Any prospective Republican presidential candidate faces the impossible task of currying favour with a congressional caucus that remains stubbornly anti-modern, while appealing to a national electorate that transcends racial politics, embraces gay marriage, supports a path to citizenship for illegal immigrants, wants abortion access left alone and believes climate change is real.

Florida Senator Marco Rubio was supposed to be showing the way by championing an immigration bill that allows most of the country's 11 million illegal immigrants (fourth-fifths of them Hispanics) to become permanent residents and, eventually, citizens. Last week, with an amendment to bolster border security, the bill passed the Senate by a 68-32 vote.

But while Chamber of Commerce and Wall Street Journal Republicans rushed to Mr. Rubio's defence, the ambitious onetime Tea Party favourite faces blacklisting by those who brung him. The National Review, which built up Mr. Rubio as he took down former Florida governor Charlie Crist in 2010, now disparages him.

The Senate immigration bill appears dead on arrival in the House. About 70 per cent of House Republicans represent districts where the population is less than 10 per cent Hispanic. GOP Speaker John Boehner, rebuked more than once by his right-wing caucus, seems unwilling to risk that kind of embarrassment again and has refused to hold a vote on the Senate bill.

Immigration reform is a tough issue. But the Senate bill would allow current illegal immigrants and their children to become productive taxpayers, while sending as strong a message as possible to prospective unlawful border-jumpers.
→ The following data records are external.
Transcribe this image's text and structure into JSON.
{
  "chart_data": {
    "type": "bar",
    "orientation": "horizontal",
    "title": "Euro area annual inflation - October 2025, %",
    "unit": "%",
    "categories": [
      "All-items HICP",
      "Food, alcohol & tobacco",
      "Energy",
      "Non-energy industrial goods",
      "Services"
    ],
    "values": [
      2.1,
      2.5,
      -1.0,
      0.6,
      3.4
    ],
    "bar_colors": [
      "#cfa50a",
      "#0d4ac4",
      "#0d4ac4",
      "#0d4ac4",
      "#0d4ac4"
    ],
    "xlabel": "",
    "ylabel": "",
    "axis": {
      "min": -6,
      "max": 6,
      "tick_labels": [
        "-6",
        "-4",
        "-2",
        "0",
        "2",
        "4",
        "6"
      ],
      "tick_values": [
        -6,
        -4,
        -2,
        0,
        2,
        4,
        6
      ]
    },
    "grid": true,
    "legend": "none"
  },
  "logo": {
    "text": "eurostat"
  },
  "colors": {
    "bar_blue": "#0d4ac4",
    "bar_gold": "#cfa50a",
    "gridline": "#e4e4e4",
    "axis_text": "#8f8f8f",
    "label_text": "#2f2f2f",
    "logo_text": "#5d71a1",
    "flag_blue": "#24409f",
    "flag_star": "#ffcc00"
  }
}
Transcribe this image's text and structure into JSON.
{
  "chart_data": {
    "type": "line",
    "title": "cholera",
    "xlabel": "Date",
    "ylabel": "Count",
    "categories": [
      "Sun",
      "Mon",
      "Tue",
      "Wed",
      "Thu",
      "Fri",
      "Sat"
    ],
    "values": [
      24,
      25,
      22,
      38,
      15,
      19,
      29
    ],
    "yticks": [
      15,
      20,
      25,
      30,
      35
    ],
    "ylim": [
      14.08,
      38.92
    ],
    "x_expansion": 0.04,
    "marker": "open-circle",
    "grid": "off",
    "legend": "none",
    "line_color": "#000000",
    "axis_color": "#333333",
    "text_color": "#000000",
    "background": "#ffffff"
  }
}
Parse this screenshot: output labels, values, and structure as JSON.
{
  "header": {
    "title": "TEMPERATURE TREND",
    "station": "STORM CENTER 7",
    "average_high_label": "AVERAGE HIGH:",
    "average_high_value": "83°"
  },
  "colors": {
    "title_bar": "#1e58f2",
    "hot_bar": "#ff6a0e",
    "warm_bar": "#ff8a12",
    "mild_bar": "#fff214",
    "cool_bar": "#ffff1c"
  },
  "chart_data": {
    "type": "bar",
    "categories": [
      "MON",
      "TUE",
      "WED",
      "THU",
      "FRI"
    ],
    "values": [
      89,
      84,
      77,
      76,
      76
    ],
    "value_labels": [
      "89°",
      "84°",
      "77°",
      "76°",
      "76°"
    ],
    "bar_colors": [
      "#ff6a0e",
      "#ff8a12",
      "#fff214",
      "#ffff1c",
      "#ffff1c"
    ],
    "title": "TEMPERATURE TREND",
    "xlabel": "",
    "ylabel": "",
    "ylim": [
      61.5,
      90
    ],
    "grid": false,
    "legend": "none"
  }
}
Astonishingly enough, the National Review and many GOP strategists think there's an easier route to the White House for Republicans that doesn't involve courting minorities. Indeed, they argue, the 2012 election was simply an anomaly as African-Americans turned out in greater proportions than whites for the first time.

Only 64 per cent of eligible whites voted in 2012, compared to 66 per cent of blacks. Had white turnout matched previous levels, Mr. Romney would have won. So, many Republicans think the key to victory in 2016 and beyond is just getting more of those stuffy white people to the polls, not adding more Democratic-leaning Hispanics to the voters list.

This is the kind of retrograde thinking that led many Congressional Republicans to decry last week's Supreme Court ruling that struck down part of the federal Defense of Marriage Act, while cheering the court's move to quash conditions of the 1965 Voting Rights Act. The latter had required several Southern states with a history of suppressing the black vote to obtain federal preclearance before changing their election laws.

It's the kind of thinking that has allowed Texas Governor Rick Perry to entertain a political rebirth, even as state Democratic Senator Wendy Davis became a national celebrity last week by filibustering his mean-spirited abortion bill. Mr. Perry has touted the legislation in recent days to bolster his credentials among the Republican base.

It's also the kind of thinking that has led Republican strategists to see President Barack Obama's vow to begin regulating the carbon emissions of coal-fired power plants as an opportunity to knock off the few remaining conservative Democrats in West Virginia, Arkansas, North Carolina and Louisiana in next year's mid-terms.

The stuffy old men's party seems intent on remaining an exclusive club.